The number of points which could be awarded to colleges for climate action varied according to different areas. These areas consisted of “decarbonisation” (35 points), “divestment” (30 points), “delinking”(20 points), and “governance” (15 points). 

CLOC excluded all permanent private halls from the ranking “because they are not independent, self-governing, and financially autonomous bodies”. Reuben College was also excluded “on the basis of how recently it was created”, as was All Souls College, “given its size and special financial status”. 

The spokesperson for Oxford’s Conference of Colleges stated: “We don’t agree with the methodology. Their assessment of the policies and practices of individual colleges is both inaccurate and incomplete, so that the ‘scores’ they have allocated to colleges are wholly misleading. In any event, individual colleges are not comparable, given the great variety of their resources and buildings. Overall, we consider that the CLOC league table gives rise to the risk of box-ticking rather than genuinely effective action.” 
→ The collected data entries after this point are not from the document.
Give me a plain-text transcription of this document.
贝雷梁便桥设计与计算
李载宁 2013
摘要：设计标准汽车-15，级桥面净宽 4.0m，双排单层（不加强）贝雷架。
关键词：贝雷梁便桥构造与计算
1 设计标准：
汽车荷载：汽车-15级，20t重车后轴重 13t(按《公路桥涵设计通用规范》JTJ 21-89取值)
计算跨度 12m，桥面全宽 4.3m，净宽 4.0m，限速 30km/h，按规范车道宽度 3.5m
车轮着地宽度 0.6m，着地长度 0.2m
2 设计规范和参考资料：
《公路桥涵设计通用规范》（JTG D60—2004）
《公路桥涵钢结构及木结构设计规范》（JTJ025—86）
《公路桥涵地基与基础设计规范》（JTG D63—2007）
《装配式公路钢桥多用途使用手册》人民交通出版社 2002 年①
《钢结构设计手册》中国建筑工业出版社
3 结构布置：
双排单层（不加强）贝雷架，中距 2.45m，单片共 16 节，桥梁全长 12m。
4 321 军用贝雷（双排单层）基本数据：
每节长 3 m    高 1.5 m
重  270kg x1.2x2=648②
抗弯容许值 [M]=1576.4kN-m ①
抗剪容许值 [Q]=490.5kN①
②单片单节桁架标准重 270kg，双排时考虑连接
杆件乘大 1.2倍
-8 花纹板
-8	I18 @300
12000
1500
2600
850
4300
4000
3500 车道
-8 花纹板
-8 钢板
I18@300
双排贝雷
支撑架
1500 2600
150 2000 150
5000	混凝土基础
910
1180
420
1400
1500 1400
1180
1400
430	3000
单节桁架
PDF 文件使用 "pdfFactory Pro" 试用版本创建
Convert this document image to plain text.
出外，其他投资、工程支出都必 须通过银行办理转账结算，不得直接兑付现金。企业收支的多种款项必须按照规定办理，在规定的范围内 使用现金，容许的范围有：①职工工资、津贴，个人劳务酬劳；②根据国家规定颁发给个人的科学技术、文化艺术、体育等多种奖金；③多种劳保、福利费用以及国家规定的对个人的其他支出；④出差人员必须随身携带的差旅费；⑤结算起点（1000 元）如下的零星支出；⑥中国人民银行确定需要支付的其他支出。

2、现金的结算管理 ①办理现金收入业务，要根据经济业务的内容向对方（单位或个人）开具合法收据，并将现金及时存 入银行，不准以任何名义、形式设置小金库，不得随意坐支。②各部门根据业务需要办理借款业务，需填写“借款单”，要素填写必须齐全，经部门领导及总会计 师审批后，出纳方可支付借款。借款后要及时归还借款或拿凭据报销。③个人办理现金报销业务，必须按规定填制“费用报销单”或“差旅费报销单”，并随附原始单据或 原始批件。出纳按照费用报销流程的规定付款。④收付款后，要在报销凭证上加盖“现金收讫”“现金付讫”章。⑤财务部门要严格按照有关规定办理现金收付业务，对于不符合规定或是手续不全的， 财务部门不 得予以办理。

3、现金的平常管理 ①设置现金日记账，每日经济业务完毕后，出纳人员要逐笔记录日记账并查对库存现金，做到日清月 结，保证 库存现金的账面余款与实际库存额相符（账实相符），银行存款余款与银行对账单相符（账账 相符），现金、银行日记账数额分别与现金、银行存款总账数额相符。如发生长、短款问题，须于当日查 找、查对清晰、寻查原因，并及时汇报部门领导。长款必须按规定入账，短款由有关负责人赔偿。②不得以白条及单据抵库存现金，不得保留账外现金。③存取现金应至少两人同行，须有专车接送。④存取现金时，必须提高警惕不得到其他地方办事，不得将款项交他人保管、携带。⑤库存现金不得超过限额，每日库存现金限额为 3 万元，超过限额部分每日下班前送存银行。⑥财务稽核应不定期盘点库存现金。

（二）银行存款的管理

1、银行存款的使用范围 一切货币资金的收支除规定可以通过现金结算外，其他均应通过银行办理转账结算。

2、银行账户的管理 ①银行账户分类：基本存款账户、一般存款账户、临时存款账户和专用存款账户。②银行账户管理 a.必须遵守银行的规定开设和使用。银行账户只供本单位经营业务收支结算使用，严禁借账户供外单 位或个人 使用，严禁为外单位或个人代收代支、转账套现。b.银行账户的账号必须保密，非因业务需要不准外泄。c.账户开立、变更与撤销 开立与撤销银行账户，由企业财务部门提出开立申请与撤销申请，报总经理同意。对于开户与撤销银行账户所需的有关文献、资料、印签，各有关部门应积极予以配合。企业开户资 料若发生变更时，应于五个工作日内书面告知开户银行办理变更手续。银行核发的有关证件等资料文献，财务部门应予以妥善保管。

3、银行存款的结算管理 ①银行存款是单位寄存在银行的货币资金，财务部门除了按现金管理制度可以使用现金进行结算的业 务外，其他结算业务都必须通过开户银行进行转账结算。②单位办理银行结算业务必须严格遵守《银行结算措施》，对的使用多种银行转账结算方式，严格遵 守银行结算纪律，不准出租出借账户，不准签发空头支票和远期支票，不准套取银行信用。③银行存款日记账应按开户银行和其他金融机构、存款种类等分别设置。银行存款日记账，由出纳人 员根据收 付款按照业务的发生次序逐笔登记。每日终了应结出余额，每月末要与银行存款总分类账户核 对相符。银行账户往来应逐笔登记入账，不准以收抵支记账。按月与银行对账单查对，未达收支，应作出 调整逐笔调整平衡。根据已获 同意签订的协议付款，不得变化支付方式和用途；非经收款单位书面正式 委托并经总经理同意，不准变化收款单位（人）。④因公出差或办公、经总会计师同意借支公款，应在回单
Oxford students created a visual representation of the CLOC Tables by the steps to the Clarendon Building on the 19 November 2021. Video: Matilda Gettins

Anvee Bhutani, Oxford SU President, stated: “Most colleges have received a U, and the best only a C in our ranking, showing that their climate ambition ranges from poor to non-existent. This is not only unacceptable, but deeply hypocritical. To the outside world, Oxford University pretend[s] to be [a] leader in the fight against the climate crisis. Yet on the inside, many of their own colleges are lagging far behind, with no strategies to reach net zero and continued ties to the fossil fuel industry.”

The spokesperson for Oxford’s Conference of Colleges concluded: “Oxford Colleges are engaging closely with the University, with experts in the field, and with their undergraduate and graduate communities to set policies on sustainability, including through our Sustainability Working Group. The Group’s current efforts are focussed on agreeing a common way to measure and report on our energy and water use and our biodiversity, and we plan to report on these using an agreed common approach early next year.”

The spokesperson added that “there is information about what we have already done” in a report published last May and on the University’s website.  

A revised CLOC ranking will be published every year.

Cambridge University has been contacted for comment.